In the never-ending see-saw that was Romanov rule in Russia, a truly forward-thinking Tsar finally came to power in 1855. Alexander II accomplished Catherine the Great’s never-achieved emancipation of Russia’s serfs, among a host of other good-government reforms, leading his newly free and suddenly energized public to call him Alexander the Liberator.
Likely influenced by a grand tour of Europe when he was a young man (and during which he and a 20-year-old Queen Victoria may have had a bit of a romance), he took the throne amidst plenty of chaos left over from his father, Nicholas I’s, rule. Russia was still bogged down in the Crimean War, for instance, a situation Alexander resolved by simply withdrawing Russia from the conflict and negotiating a disadvantageous peace that allowed him to focus on the stuff he really liked.
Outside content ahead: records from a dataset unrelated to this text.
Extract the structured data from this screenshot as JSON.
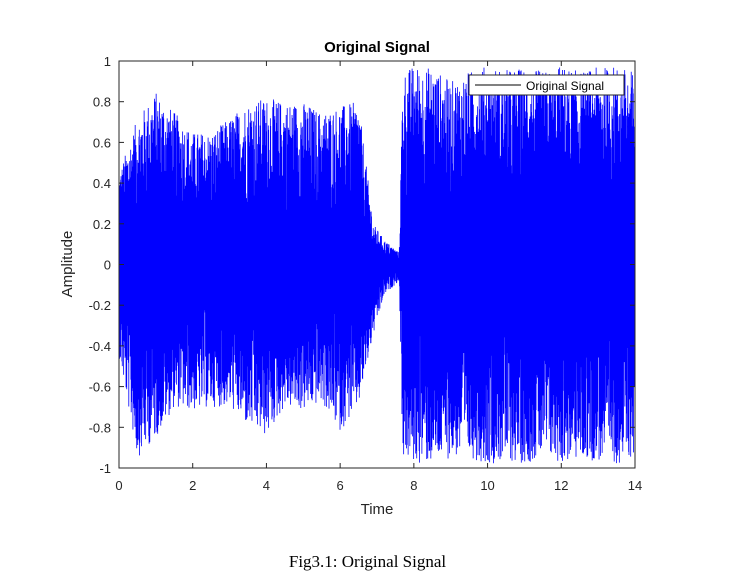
{
  "caption": "Fig3.1: Original Signal",
  "chart_data": {
    "type": "line",
    "title": "Original Signal",
    "xlabel": "Time",
    "ylabel": "Amplitude",
    "xlim": [
      0,
      14
    ],
    "ylim": [
      -1,
      1
    ],
    "xticks": [
      0,
      2,
      4,
      6,
      8,
      10,
      12,
      14
    ],
    "xtick_labels": [
      "0",
      "2",
      "4",
      "6",
      "8",
      "10",
      "12",
      "14"
    ],
    "yticks": [
      1,
      0.8,
      0.6,
      0.4,
      0.2,
      0,
      -0.2,
      -0.4,
      -0.6,
      -0.8,
      -1
    ],
    "ytick_labels": [
      "1",
      "0.8",
      "0.6",
      "0.4",
      "0.2",
      "0",
      "-0.2",
      "-0.4",
      "-0.6",
      "-0.8",
      "-1"
    ],
    "grid": false,
    "legend": {
      "position": "top-right",
      "entries": [
        "Original Signal"
      ]
    },
    "series": [
      {
        "name": "Original Signal",
        "color": "#0000ff",
        "x": [
          0,
          0.5,
          1,
          1.5,
          2,
          2.5,
          3,
          3.5,
          4,
          4.5,
          5,
          5.5,
          6,
          6.5,
          6.9,
          7.2,
          7.6,
          7.7,
          8,
          8.5,
          9,
          9.5,
          10,
          10.5,
          11,
          11.5,
          12,
          12.5,
          13,
          13.5,
          14
        ],
        "y_max": [
          0.45,
          0.72,
          0.85,
          0.75,
          0.65,
          0.65,
          0.72,
          0.8,
          0.82,
          0.8,
          0.8,
          0.75,
          0.78,
          0.8,
          0.2,
          0.12,
          0.06,
          0.95,
          0.98,
          0.97,
          0.9,
          0.95,
          0.98,
          0.96,
          0.97,
          0.95,
          0.98,
          0.95,
          0.97,
          0.98,
          0.95
        ],
        "y_min": [
          -0.45,
          -0.95,
          -0.85,
          -0.7,
          -0.72,
          -0.7,
          -0.7,
          -0.8,
          -0.85,
          -0.7,
          -0.72,
          -0.68,
          -0.82,
          -0.7,
          -0.35,
          -0.15,
          -0.08,
          -0.95,
          -0.98,
          -0.98,
          -0.95,
          -0.95,
          -0.98,
          -0.97,
          -0.98,
          -0.95,
          -0.98,
          -0.96,
          -0.97,
          -0.98,
          -0.95
        ]
      }
    ]
  }
}
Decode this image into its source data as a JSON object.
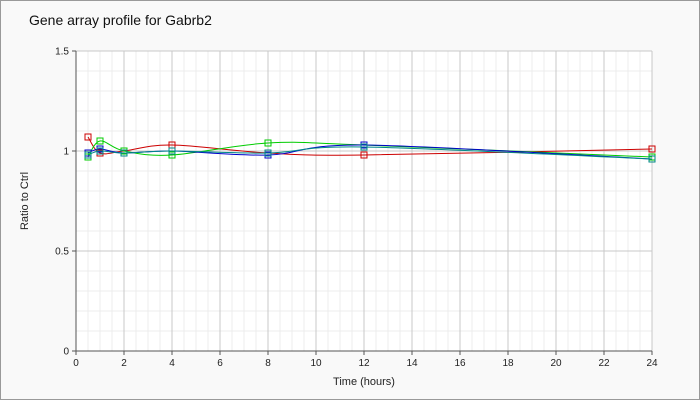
{
  "chart_data": {
    "type": "line",
    "title": "Gene array profile for Gabrb2",
    "xlabel": "Time (hours)",
    "ylabel": "Ratio to Ctrl",
    "xlim": [
      0,
      24
    ],
    "ylim": [
      0,
      1.5
    ],
    "x_ticks": [
      "0",
      "2",
      "4",
      "6",
      "8",
      "10",
      "12",
      "14",
      "16",
      "18",
      "20",
      "22",
      "24"
    ],
    "y_ticks": [
      "0",
      "0.5",
      "1",
      "1.5"
    ],
    "grid": true,
    "legend": "none",
    "series": [
      {
        "color": "#cc0000",
        "x": [
          0.5,
          1,
          2,
          4,
          8,
          12,
          24
        ],
        "y": [
          1.07,
          0.99,
          1.0,
          1.03,
          0.99,
          0.98,
          1.01
        ]
      },
      {
        "color": "#00cc00",
        "x": [
          0.5,
          1,
          2,
          4,
          8,
          12,
          24
        ],
        "y": [
          0.97,
          1.05,
          1.0,
          0.98,
          1.04,
          1.03,
          0.97
        ]
      },
      {
        "color": "#0000cc",
        "x": [
          0.5,
          1,
          2,
          4,
          8,
          12,
          24
        ],
        "y": [
          0.99,
          1.01,
          0.99,
          1.0,
          0.98,
          1.03,
          0.96
        ]
      },
      {
        "color": "#008888",
        "x": [
          0.5,
          1,
          2,
          4,
          8,
          12,
          24
        ],
        "y": [
          0.98,
          1.0,
          0.99,
          1.0,
          0.99,
          1.02,
          0.96
        ]
      }
    ]
  }
}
Under his leadership, with freedom in fairly full flower in Russia, new business formation went through the roof, new rail lines were built to expand commerce and promote defense, and municipalities and regions gained more rights for self-government. Trials by jury were the new fashion, and Russia even found a way to rid itself of a money-losing North American colony on the western coast of Canada.
But Russia remained Russia, and radical groups still chafed under Romanov rule. Alexander survived a number of assassination attempts during his reign, but in 1881, a bombing finally left him mortally wounded – and the bombers’ stories would go on to intersect with Russian history in a profound way just a few decades later.